Early this morning a plane I was on touched down in Detroit, ending a whirlwind 48-hour trip to Vancouver, the University of British Columbia, and a small scientific meeting entitled “Bridging the scales of disease dynamics”. An outside observer would have seen two days of 40 researchers alternately giving and listening to PowerPoint presentations, breaking occasionally for coffee and lunch -– this is how meetings go. But had this observer turned his focus on me and looked me square in the eye for a minute or two, he might have seen something else.

As I’d done before, I was experimenting on myself. Again, nothing illicit was involved: no drugs, no stealing, no maiming, no breach of written law. But as I’d done with my body at the beginning of summer (reshaping it through a new exercise program and changes in diet), and as I'd done periodically with my writing (trying to adopt the styles of different authors), I was now trying out a new attitude and outlook.

This particular experiment had been underway for a couple weeks but only in a vaguely conceived way, that is, until Tuesday, the day before I left for the meeting. I’d been reading The Lively Art of Writing by Lucile Vaughn Payne, a small book I'd picked up at a used bookstore at the end of September. Geared mainly toward high school students putting together the beginnings of style, the book gave mostly innocuous advice on how to tie paragraphs together using hooks, avoiding the passive voice, that kind of thing. But one passage I was reading on Tuesday struck me as more life coach than kindly grammarian:

"In real life we are bored and exasperated by passivity. When we come into contact with apathetic, characterless people who limply allow themselves to be pushed around, who never make a decision, never respond, never take the initiative, we feel like giving them a good shaking. Complete passivity is unnatural; it offends some basic sense of life in all of us, some insistent demand for human statement and identity."

Sounds just like Dr. Phil, right? By coincidence (or maybe design), I’d also been reading a book on alternative careers in science, Put Your Science to Work by Peter Fiske, which espoused the same philosophy. I'd been taking stock of my own strengths and weaknesses in a process known as self-assessment.

"Understanding your own particular strengths and idiosyncrasies helps you develop pride in your individuality.
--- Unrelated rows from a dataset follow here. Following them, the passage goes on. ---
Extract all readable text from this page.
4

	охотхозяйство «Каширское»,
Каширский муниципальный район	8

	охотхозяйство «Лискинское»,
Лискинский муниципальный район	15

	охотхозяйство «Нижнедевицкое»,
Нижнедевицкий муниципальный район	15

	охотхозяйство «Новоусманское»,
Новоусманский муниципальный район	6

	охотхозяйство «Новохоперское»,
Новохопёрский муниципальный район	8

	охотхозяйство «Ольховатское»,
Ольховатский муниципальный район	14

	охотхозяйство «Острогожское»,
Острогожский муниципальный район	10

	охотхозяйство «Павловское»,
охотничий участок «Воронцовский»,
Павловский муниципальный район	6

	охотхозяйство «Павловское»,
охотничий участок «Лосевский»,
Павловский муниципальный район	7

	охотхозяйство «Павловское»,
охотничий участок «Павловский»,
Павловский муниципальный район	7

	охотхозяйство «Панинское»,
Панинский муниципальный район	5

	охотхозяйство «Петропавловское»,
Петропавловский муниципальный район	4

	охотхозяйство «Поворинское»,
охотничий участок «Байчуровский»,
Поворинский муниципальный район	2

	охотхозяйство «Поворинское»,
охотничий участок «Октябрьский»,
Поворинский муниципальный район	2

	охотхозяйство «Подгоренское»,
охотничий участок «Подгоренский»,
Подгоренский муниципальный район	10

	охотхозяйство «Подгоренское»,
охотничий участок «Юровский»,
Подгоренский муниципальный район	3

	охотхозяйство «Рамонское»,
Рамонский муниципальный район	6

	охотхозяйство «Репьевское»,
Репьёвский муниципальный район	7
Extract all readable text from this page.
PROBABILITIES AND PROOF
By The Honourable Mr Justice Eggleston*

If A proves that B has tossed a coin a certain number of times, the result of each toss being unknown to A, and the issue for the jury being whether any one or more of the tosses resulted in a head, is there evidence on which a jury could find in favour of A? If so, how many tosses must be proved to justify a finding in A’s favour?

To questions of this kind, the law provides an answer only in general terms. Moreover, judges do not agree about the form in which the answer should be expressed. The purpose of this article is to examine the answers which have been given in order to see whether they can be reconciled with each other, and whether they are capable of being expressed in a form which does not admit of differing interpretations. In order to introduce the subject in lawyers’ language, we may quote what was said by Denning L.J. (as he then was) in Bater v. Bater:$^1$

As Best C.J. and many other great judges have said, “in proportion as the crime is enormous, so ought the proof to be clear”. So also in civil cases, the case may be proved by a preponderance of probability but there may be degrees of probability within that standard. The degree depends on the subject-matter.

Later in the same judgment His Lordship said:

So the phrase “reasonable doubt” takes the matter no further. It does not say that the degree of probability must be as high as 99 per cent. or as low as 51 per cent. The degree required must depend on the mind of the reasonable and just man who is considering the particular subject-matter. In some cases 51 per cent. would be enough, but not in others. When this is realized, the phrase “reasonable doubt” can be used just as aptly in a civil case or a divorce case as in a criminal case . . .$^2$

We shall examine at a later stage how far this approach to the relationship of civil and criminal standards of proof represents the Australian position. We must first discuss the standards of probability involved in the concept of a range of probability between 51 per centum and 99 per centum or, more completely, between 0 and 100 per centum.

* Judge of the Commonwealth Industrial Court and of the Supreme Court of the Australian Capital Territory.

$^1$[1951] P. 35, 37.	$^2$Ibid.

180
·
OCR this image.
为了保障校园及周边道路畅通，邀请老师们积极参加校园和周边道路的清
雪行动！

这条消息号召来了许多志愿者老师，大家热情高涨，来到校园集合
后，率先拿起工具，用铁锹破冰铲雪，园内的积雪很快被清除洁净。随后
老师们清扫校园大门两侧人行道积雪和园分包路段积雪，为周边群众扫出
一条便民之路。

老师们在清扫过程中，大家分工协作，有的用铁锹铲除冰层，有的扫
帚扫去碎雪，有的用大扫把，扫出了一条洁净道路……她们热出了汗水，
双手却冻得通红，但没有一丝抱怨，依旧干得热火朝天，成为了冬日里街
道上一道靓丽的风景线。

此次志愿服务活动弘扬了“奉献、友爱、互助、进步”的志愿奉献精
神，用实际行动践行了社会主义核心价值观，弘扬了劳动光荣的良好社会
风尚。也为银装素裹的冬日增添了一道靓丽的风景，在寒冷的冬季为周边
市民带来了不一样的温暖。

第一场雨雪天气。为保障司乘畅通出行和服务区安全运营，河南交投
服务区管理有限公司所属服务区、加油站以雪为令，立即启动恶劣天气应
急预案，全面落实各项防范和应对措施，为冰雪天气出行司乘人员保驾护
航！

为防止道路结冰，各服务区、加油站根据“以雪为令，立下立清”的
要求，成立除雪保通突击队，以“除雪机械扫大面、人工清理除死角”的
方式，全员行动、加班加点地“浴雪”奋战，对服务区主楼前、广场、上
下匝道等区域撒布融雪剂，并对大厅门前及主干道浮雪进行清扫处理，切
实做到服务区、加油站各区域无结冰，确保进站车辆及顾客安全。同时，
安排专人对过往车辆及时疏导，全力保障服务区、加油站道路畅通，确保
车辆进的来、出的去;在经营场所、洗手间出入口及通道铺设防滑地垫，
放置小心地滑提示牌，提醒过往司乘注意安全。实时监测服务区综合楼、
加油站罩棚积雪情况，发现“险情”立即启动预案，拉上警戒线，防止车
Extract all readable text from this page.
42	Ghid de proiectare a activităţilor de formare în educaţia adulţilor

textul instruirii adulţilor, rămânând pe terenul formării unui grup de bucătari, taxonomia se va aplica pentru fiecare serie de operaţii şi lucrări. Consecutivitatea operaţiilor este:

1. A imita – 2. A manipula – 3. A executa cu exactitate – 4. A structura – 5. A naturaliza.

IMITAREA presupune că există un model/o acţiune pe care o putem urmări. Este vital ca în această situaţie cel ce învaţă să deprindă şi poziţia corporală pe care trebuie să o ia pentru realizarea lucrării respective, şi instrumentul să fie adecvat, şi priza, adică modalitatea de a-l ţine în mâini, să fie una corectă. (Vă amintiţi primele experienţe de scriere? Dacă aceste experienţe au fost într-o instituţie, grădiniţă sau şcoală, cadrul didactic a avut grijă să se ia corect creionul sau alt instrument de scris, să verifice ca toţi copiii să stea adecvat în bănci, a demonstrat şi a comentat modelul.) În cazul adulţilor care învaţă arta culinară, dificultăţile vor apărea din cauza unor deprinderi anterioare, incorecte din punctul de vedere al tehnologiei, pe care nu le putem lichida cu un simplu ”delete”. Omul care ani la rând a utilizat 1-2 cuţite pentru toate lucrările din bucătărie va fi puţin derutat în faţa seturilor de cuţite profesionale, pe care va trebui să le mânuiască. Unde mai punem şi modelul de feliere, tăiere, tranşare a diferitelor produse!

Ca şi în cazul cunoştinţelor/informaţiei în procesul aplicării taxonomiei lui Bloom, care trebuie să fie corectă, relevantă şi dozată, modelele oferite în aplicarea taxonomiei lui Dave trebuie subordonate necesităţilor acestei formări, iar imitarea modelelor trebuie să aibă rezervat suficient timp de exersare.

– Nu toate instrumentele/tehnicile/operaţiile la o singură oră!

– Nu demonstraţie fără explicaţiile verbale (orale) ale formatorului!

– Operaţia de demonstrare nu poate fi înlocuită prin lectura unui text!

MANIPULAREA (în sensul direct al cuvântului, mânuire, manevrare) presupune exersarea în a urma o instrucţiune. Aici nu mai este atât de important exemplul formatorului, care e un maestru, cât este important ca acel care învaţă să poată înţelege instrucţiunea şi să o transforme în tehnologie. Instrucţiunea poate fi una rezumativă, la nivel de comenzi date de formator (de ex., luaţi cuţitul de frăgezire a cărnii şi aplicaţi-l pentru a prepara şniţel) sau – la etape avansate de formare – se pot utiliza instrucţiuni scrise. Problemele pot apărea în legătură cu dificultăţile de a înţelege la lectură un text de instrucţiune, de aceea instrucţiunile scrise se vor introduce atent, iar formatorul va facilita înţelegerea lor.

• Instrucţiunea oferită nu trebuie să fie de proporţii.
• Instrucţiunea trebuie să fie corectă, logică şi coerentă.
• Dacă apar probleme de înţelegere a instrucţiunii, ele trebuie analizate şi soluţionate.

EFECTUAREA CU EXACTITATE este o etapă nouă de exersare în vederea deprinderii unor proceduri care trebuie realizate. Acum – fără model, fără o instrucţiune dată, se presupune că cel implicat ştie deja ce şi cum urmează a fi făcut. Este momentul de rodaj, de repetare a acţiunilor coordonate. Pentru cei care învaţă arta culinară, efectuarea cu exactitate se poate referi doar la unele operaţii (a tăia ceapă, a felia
This is what is known as self-confidence, and it comes through loud and clear come interview time.... Self assessment brings with it a measure of understanding and control, not only for you in your job search but also for your interactions with other people."

I might have once dismissed these maxims as a load of self-congratulatory hooey, but in light of life changes I won't go into here, they now sounded like good ideas. I'd started taking charge of my destiny, and the things I identified as my strengths -- writing, presenting, the ability to engage anyone in conversation -- I now bore proudly.

By the time I boarded the plane on Wednesday, I was determined to take a few more steps, physical in nature: stand up straight, look people in the eye and not break first, address all with confidence and a smile whenever possible. For someone used to staring at the ground two feet in front of himself, the change to looking straight ahead and into the eyes of oncoming people traffic was uncomfortable at first but quickly became addictive. Late Wednesday and all of Thursday and Friday, I'd been walking through crowds -- at the airport, on the streets of Vancouver, wherever -- with these precepts in mind. Metaphors materialized: we were all players in a jungle game, and I was out for alpha. I thought of a biology lab assignment I'd had as an undergraduate: observe flamingos at the zoo and everytime two came together record the winner and loser based on head position, who turned first. I felt belligerent and headily empowered.

By Thursday 4:30 pm, poster session time, I’d pumped myself so full of, well, myself that I was ready to take on anything. I sold that poster like a used car salesman two sales away from making employee of the month. When I was not selling my work, I was looking around, checking out the competition. I thought of how scientists would probably like to believe the written word is objective, uninflected, and sufficient to communicate a point. We ought to be able to stand around at one of these meetings and speak in monotone while shoe-gazing and get our point across just the same. But I was now seeing, or at least believing I saw, that this was not the case. I'd come to play strong, with full force of personality.

Long story short, or at least shorter, the rest of what I experienced at the meeting right up until I left Friday afternoon was affirmation that this world view was correct. A new attitude, a new outlook, not entirely comfortable at first, was yielding results: my poster was a success, and I felt I'd made friends with everyone I met. The only hitch -- when does this start feeling natural?